On a humid day last August, a crew of volunteer booksellers came to a familiar space in Washington Heights and packed up the products that had been Word Up Bookshop, a spot first conceived as a week-long pop-up that turned into a yearlong community haven.
The task, like most goodbyes, was bittersweet.
Volunteers and patrons alike loved the store’s prime location at Broadway and West 176th Street. While packing, though, volunteers running the shop were looking ahead to the store’s next location which they envision as a long-term business in Washington Heights.
“A bookstore, it’s more than a shop. It’s a community center,” said Washington Heights native Emmanuel “DJ Boy” Abreu, 28. “In my day, I never went into a bookstore. I was just roaming around the streets because there was nothing else to do.” He found books downtown, “but a lot of kids don’t leave Washington Heights.”
Abreu volunteered to work with Word-Up from its beginnings, when Veronica Liu, 33, first created it.
As a Washington Heights local, she co-founded Fractious Press, a community publisher and began volunteering for Seven Stories Institute, which brings books to underserved communities. Her own writing earned her a grant from the Northern Manhattan Arts Alliance.*
The grant required her to stage a literary event. “I remember thinking, ‘I don’t even know where I could do a reading.’ I didn’t know who to do a reading with; I didn’t know where other writers in the neighborhood were.”
Eventually, with start-up funds from Seven Stories Institute and a co-sponsorship with the alliance, the plans for a temporary bookstore in Washington Heights came into place.*
“The mission,” said Abreu, “was to bring books to neighborhoods that don’t usually have access to books. Everybody knows how necessary it is to have a bookstore in their neighborhood. … But that is especially true in Washington Heights. They don’t actually realize how much they need books until they pick one up.”
The shop opened in June 2011, selling fiction and nonfiction in both Spanish and English. Early inventory started with consignments from publishing companies and local authors, but then expanded to include neighborhood donations.
Though sales fluctuated as the store transitioned from a pop-up to a long-term space, said Liu, the shop distributed about 200 books in an average week.
“It’s now mainly based on the donations that we get. We’ve gotten antique books from the 1800s to self-published local authors. Then there’s political books, history, art,” said Abreu. “You could literally buy a coloring book and at the same time buy Esquire magazine.”
There were also best-sellers such as Dan Brown (“The Da Vinci Code”) and Candace Bushnell (“Sex in the City”), new Spanish-language books that would appeal to the community and a variety of bilingual children’s books, including Spanish editions of the “Harry Potter” and “Diary of a Wimpy Kid” series.
With volunteers, income from book sales and a community rallying for a lease extension, Word Up managed to stay in its first location for 15 months. In February, though, new owners bought the building. They initially honored Word Up’s short-term lease agreement so the shop could rent the space on a month-to-month basis. On July 2, after that lease ran out, the store got an eviction notice.
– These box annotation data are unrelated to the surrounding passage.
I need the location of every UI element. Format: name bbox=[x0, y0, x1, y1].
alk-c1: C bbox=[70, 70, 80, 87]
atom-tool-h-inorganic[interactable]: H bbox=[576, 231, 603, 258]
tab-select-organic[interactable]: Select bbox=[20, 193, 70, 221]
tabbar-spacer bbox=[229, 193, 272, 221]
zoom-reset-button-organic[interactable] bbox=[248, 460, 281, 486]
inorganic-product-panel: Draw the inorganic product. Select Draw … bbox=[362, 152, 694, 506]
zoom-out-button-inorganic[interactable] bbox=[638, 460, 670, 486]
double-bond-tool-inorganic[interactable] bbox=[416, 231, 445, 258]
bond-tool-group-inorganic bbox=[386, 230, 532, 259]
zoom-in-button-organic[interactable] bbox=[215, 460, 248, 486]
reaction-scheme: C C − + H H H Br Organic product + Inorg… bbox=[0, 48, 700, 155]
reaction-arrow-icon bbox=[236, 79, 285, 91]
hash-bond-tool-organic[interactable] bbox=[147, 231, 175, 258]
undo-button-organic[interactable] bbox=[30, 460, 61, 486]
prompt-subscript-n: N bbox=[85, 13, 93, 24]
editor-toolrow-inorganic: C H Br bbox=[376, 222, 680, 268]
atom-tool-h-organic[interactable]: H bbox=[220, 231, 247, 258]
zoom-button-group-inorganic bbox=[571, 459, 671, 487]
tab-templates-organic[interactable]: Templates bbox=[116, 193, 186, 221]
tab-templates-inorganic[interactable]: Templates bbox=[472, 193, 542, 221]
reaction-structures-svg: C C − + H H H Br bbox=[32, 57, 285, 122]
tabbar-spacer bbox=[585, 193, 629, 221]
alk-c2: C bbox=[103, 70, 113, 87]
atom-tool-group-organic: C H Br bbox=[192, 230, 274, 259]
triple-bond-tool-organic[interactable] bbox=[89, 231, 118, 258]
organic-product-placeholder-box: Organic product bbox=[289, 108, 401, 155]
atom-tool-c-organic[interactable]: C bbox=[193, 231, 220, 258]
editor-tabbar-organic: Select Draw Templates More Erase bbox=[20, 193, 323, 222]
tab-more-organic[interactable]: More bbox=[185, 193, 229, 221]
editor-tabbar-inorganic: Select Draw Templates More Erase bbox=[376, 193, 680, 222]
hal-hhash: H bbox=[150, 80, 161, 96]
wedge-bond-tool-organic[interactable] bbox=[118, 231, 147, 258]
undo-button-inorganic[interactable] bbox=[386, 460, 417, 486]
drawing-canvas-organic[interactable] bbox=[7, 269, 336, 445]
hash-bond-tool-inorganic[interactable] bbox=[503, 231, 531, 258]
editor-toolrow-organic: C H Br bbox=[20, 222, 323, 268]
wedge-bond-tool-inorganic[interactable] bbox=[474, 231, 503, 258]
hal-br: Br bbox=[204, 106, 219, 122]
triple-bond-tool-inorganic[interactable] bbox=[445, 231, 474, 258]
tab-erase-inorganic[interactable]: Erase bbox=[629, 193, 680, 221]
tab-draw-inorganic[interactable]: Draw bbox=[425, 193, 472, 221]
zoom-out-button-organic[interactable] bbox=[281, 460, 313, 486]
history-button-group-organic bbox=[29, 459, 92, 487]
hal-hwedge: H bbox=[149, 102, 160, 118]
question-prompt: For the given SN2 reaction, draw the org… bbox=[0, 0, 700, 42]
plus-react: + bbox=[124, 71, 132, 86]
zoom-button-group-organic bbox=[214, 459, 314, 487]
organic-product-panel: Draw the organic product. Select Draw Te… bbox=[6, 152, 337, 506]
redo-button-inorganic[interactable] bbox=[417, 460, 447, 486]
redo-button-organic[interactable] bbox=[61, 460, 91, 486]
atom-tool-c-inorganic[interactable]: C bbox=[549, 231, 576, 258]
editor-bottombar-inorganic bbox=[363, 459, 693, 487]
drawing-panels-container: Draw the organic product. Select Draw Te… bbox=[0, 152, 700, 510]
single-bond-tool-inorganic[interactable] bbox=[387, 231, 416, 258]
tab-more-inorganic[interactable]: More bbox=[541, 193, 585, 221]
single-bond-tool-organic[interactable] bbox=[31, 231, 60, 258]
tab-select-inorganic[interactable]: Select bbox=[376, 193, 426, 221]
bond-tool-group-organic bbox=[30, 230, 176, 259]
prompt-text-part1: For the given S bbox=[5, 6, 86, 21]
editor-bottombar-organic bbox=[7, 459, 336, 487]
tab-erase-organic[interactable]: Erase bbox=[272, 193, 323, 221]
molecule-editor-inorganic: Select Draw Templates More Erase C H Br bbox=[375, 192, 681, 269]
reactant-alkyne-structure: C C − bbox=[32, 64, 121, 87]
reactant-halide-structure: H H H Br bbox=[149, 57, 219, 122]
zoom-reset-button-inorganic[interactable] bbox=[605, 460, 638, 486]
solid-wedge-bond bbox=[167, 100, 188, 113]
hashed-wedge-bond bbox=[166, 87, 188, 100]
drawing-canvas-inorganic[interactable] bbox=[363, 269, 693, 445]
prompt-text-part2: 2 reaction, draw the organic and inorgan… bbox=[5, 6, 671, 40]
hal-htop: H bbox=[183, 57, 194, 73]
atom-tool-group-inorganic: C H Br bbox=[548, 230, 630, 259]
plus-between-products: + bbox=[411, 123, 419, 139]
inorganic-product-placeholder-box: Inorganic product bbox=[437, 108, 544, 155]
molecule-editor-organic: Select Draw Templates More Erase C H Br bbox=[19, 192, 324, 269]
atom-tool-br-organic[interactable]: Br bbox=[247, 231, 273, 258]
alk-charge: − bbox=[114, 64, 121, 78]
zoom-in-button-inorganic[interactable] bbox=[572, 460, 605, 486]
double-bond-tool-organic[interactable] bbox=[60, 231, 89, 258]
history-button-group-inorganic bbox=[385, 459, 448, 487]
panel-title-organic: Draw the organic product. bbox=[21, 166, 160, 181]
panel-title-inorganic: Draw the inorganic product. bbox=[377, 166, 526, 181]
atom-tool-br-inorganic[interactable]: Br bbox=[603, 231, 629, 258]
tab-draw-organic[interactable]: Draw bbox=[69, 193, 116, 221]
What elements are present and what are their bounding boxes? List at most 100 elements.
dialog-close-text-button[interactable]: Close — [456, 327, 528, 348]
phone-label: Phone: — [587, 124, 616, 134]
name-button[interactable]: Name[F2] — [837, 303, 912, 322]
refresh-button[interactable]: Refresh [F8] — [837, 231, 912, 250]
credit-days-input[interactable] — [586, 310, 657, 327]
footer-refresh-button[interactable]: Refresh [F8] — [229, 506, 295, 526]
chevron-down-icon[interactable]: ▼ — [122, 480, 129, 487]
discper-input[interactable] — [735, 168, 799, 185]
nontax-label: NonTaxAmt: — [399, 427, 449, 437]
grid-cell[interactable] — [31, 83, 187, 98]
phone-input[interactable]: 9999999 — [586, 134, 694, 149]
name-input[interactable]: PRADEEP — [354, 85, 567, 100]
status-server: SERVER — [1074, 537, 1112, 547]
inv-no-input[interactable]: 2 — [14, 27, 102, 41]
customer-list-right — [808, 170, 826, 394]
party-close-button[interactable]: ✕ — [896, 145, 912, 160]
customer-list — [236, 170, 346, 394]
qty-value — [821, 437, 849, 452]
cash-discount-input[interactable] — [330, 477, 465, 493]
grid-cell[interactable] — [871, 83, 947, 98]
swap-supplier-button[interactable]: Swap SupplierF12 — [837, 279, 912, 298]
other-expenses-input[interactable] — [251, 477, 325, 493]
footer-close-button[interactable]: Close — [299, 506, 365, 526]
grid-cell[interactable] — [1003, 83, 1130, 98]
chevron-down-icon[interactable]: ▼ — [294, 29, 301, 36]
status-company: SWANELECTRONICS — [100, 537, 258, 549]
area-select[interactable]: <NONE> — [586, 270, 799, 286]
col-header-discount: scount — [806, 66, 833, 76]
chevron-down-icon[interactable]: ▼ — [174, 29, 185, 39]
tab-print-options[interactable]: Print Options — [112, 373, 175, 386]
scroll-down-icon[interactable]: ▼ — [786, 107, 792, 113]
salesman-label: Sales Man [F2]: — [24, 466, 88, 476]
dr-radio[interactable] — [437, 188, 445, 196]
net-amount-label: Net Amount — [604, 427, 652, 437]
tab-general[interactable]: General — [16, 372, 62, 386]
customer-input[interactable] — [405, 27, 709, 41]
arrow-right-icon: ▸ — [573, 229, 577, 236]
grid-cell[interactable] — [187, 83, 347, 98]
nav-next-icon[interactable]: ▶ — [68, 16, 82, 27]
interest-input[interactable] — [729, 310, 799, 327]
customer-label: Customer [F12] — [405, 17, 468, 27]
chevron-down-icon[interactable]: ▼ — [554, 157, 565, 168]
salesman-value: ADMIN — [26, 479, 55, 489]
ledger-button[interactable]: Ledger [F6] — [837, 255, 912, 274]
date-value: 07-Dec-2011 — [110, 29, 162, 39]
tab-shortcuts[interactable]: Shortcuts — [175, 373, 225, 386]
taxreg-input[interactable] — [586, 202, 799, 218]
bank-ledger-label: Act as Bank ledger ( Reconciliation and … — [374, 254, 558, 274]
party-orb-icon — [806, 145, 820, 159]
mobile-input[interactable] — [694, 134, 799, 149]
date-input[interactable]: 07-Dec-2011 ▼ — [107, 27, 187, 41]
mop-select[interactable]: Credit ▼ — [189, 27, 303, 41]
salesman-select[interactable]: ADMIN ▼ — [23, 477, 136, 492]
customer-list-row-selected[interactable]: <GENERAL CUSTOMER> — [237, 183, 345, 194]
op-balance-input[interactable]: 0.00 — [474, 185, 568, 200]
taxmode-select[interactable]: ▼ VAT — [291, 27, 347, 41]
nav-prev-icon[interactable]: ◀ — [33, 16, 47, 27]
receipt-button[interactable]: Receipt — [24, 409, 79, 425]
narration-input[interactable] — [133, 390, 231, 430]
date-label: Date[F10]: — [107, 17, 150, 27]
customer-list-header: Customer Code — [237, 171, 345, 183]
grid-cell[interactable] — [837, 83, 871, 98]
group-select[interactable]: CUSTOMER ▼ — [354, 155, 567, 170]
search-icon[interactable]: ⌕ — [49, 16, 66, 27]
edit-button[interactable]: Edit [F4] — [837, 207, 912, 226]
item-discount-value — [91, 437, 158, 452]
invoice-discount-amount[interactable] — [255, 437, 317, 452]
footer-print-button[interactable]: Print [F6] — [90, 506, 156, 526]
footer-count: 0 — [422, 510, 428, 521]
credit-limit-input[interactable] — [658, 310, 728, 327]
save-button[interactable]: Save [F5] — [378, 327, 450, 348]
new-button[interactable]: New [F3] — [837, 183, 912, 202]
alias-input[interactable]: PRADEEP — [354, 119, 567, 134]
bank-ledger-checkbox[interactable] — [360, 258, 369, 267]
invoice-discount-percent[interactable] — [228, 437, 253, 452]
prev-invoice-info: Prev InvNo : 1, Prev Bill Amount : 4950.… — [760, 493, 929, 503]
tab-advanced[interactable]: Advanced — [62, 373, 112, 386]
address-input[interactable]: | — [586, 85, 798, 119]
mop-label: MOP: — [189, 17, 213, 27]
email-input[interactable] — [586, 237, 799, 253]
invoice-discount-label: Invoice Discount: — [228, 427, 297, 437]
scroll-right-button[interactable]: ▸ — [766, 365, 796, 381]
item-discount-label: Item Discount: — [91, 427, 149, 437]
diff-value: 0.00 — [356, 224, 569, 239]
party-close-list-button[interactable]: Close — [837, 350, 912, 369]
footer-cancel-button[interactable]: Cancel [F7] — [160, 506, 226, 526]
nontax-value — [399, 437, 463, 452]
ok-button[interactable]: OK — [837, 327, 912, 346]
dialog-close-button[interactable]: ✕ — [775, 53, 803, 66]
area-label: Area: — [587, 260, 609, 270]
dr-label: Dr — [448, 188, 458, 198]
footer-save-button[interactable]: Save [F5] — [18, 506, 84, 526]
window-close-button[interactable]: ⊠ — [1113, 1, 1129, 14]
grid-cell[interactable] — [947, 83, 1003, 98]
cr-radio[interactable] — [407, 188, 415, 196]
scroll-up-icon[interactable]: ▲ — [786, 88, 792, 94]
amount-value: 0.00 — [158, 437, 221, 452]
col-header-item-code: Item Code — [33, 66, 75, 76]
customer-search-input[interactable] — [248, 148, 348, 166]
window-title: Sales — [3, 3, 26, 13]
“A week later we had all these local petitions, and got an extension to the end of August,” Liu said. “Everyone was wanting to make sure that this thing kept going because there was nothing else like it.”
Although brick and mortar bookstores are becoming extinct, Liu said that the new wave of digital reading formats is not yet a reality in Washington Heights.
“You can’t worry about the future when the present isn’t even up to speed, when there hasn’t even been an acceptable bookstore for the 12-year-olds who could be potentially writing those next books,” said Liu.
Beyond bookselling, Word Up hosted events almost daily—everything from musical performances to meditation to open mic nights to literary readings, including an appearance from neighborhood resident Junot Diaz, the Pulitzer Prize-winning author of “The Brief Wondrous Life of Oscar Wao.”
When Gio Andollo, 28, a volunteer and musician, moved to New York from Florida a few years ago, he found a community in Washington Heights through Word Up.
“It’s great knowing there’s a venue where I can book shows, play shows, that is open to people of all ages,” he said.
Word Up’s inventory is now waiting in storage at the United Palace of Cultural Arts, which plans to collaborate with Word Up later this month for a local arts event.
Though Liu would like the shop to be up and running within a month, she said its reopening could be delayed into next year. But an interim pop-up is also possible.
“Out of all the requests that people threw at us, the one that was the biggest was, ‘How can you stay?’”
Clarification: The story originally didn’t make clear that Liu was a volunteer at Fractious Press and Seven Stories Institute.
Correction: The story originally stated that a Northern Manhattan Arts Alliance grant helped fund Word Up. It did not; Liu received the grant to write a novel.